Хайям закашлялся — пересохло в горле. Поискал глазами чай или шербет, но не было — напуганные слуги, зажмурив глаза, толпились у дверей. Они бы и уши закрыли поплотней ладонями, но держали подносы, блюда, кувшины, не решаясь войти, и не знали — время ли ставить кушанье на скатерть. Эмир задумчиво гладил крашенную хной короткую жесткую бороду. Исфазари, морщась, посасывал кончик черного уса, словно ус его был виноградным листом, вымоченным в уксусе. Только имам чтецов с грустной улыбкой смотрел на Хайяма.

— Да, Гийас ад-Дин, нет тебе равных в астрономии и философии — в этих науках тебя приводят в пословицу. И в законоведении ты наставник судей. И рубаи твои, будь они семижды прокляты, запоминаешь сразу — они, как репьи, цепляются за одежду. И в толковании Корана твои познания совершенны. Ах, если бы ко всем твоим добродетелям создатель даровал тебе главную — способность избегать неповиновения богу!

Хайям улыбнулся.

— Не печалься обо мне, почтенный Газали! На свете теперь два рода людей: у одних есть разум и нет веры, у других есть вера, но нет разума. Довольно обладать чем-то одним, а я ученый...

Кто знает, как долго затянулось бы неловкое молчание между гостями и хозяином, если бы не наступило время второго намаза. Молитва приближает человека к богу и к подобным себе. Из дворцовой мечети они вернулись просветленные, предупредительные друг к другу. Слуги уже накрыли дастархан, красиво и щедро уставив его зеленью, мясом, жаренным на сковороде и вертеле, запеченными в тесто птицами, жирной рыбой масгуф, выловленной в Евфрате, и прочим, что бедняк не видит и во сне, ученые берут лишь с чужих скатертей, а эмирам даровано от рожденья.
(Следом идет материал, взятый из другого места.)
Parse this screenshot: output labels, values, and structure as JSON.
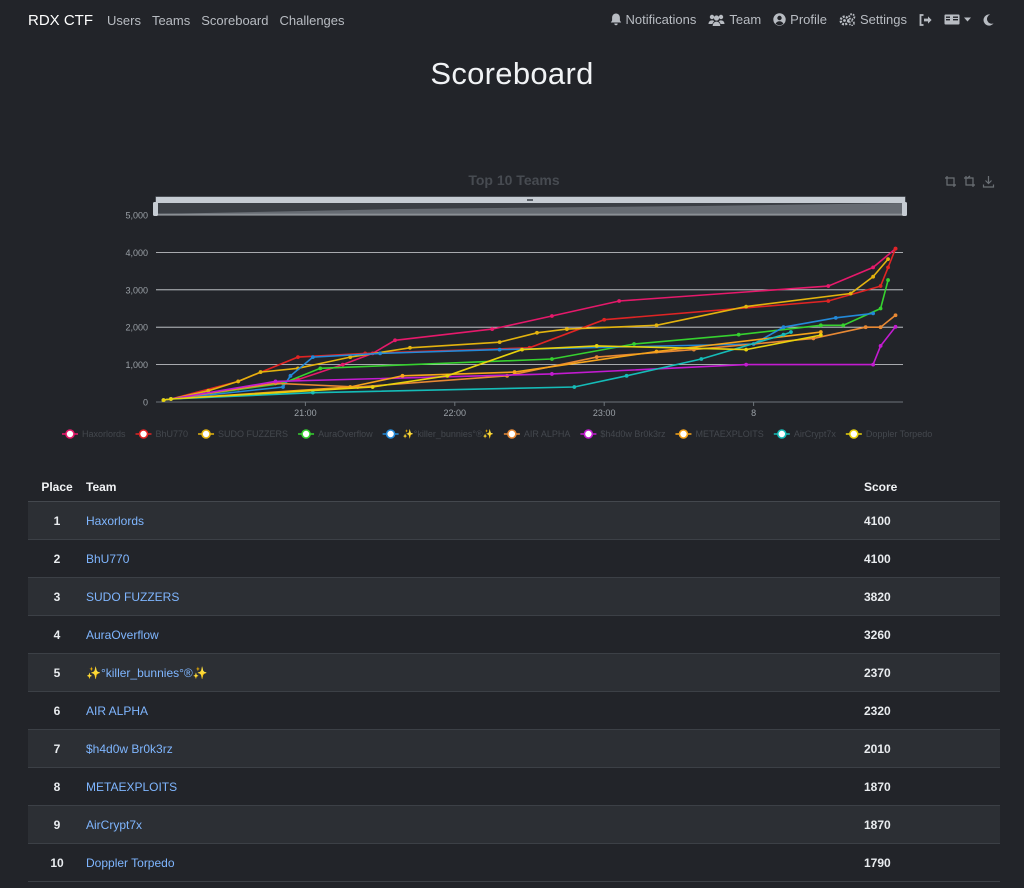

— Эмир, нет ли в твоем доме юноши по имени Низами Арузи Самарканди? — спросил Хайям.

— Да, он у меня уже с год секретарем.

— Это мой ученик, один из лучших после Исфазари и Хазини.

— Что ж, он почтительный юноша и сведущ в науке. Когда я спрашиваю его о чем-нибудь, он отвечает: «Отлично, повелитель! Прекрасно, повелитель!» Служба у меня его возвысит. — Эмир хлопнул в ладоши и приказал привести Арузи.

— Твоя рука, Абу Ca^, облагодетельствовала многих, и за это тебе воздастся.

Эмир задержал перед губами щепоть плова, подозрительно глядя на Хайяма.

Вошел стройный, слегка прихрамывающий юноша в бархатной круглой шапочке и голубом халате с коричневыми полосами, подпоясанном шелковым платком. Поклонился, краснея от смущения.